Students will meet regularly with the academic supervisor throughout the program. These meetings provide opportunity for students to: discuss their progress at regular intervals (perhaps every two weeks - to be negotiated with the students); deal with issues and concerns that arise during the course of study; provide input in terms of learning goals and meeting assessment requirements as set out in the proposal; and get direction in terms of appropriate resources for researching the chosen topic.
It is expected that students will develop a final project in collaboration with the supervising faculty member. This will be a part of the student portfolio. The student and faculty member will develop both the mode of presentation and the evaluation criteria and will determine the length of the independent study. For example, this might be a research-based paper of considerable depth and scope, or it might be a written paper that accompanies some technical project e.g. website, database.
Students are required to keep a journal of work undertaken, commentary on readings, and results of the independent study. This journal will conclude with a self-evaluation of the study which includes what the student learned.
Richardt, Joan. "Career Portfolios: Telling Your Lifework Story"
Williams,Anna Graf and Karen J. Hall. Creating Your Career Portfolio: At A Glance Guide. 2nd Ed. Prentice Hall, 2001.

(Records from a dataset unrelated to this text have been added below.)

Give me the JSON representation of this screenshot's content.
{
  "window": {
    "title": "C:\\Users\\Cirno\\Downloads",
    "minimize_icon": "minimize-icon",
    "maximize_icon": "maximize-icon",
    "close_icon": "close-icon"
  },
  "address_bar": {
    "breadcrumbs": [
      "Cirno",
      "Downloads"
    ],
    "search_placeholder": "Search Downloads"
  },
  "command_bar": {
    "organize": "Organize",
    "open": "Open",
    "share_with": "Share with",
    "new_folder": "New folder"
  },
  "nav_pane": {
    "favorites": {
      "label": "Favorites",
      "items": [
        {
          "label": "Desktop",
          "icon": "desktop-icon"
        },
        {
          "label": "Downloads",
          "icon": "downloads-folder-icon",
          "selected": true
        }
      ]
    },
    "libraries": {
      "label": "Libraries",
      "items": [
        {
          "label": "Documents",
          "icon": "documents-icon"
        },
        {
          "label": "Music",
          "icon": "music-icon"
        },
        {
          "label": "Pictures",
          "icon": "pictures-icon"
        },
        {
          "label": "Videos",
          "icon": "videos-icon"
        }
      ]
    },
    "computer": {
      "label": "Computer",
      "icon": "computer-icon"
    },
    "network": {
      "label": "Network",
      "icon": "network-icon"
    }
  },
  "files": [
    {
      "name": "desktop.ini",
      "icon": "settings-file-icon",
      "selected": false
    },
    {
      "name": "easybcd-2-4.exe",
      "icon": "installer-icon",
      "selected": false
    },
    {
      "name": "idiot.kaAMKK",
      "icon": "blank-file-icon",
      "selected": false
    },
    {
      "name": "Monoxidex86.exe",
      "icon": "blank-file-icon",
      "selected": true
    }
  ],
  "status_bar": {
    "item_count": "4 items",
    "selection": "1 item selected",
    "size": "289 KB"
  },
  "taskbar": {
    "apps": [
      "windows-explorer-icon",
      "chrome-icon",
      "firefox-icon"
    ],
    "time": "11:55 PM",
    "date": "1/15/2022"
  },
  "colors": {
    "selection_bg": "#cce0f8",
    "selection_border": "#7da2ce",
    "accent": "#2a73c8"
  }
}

" Designed to assist readers in pulling together their many skills and competencies, this innovative, easy-to-read guidebook provides detailed instructions for planning, assembling, and using a personal Career Portfolio for a job search or promotion. It shows them how to tie together and "package" their work experiences, class projects, professional development, and personal experiences to help them "sell themselves" in the job market. An accompanying disk contains Microsoft Word templates with commonly used forms for goals and objectives, statements of originality, references, awards, projects in process, project overview cards, etc. The Portfolio Process. Planning Your Portfolio. The Resume: An Overview of Your Portfolio. Proving Your Skills. Your Commitment to Personal Growth. The Assembly. The Electronic Portfolio. Using It. A Matter of Style. Resource Guide. Professionals who are interested in advancing their career through promotion, are job shifting, or are returning to the job market. Also for Career Counselors and Human Resource Managers."
Handy, Charles and Warren G. Bennis. Age of Unreason. Cambridge, MA: Harvard Business School Press, 1998. (First published in 1990)
" In The Age of Unreason, Charles Handy shows that today we need more unreasonable men and women. In an era when change is constant, random, and, as Handy calls it, discontinuous, it is necessary to bread out of old ways of thinking in order to use change to our advantage. We are entering the Age of Unreason, when the only prediction that will hold true is that no prediction will hold true. It is time for bold imaginings, for thinking the unlikely, and doing the unreasonable. Handy shows how dramatic changes are transforming businesses, education, and the nature of work. We can see them in astounding new developments in technology, in the shift in demand from manual to cerebral skills, and in the virtual disappearance of lifelong, full-time jobs. Handy maintains that discontinuous change requires discontinuous, upside-down thinking. We need new kinds of organizations, new approaches to work, new types of schools, and new ideas about the nature of our society."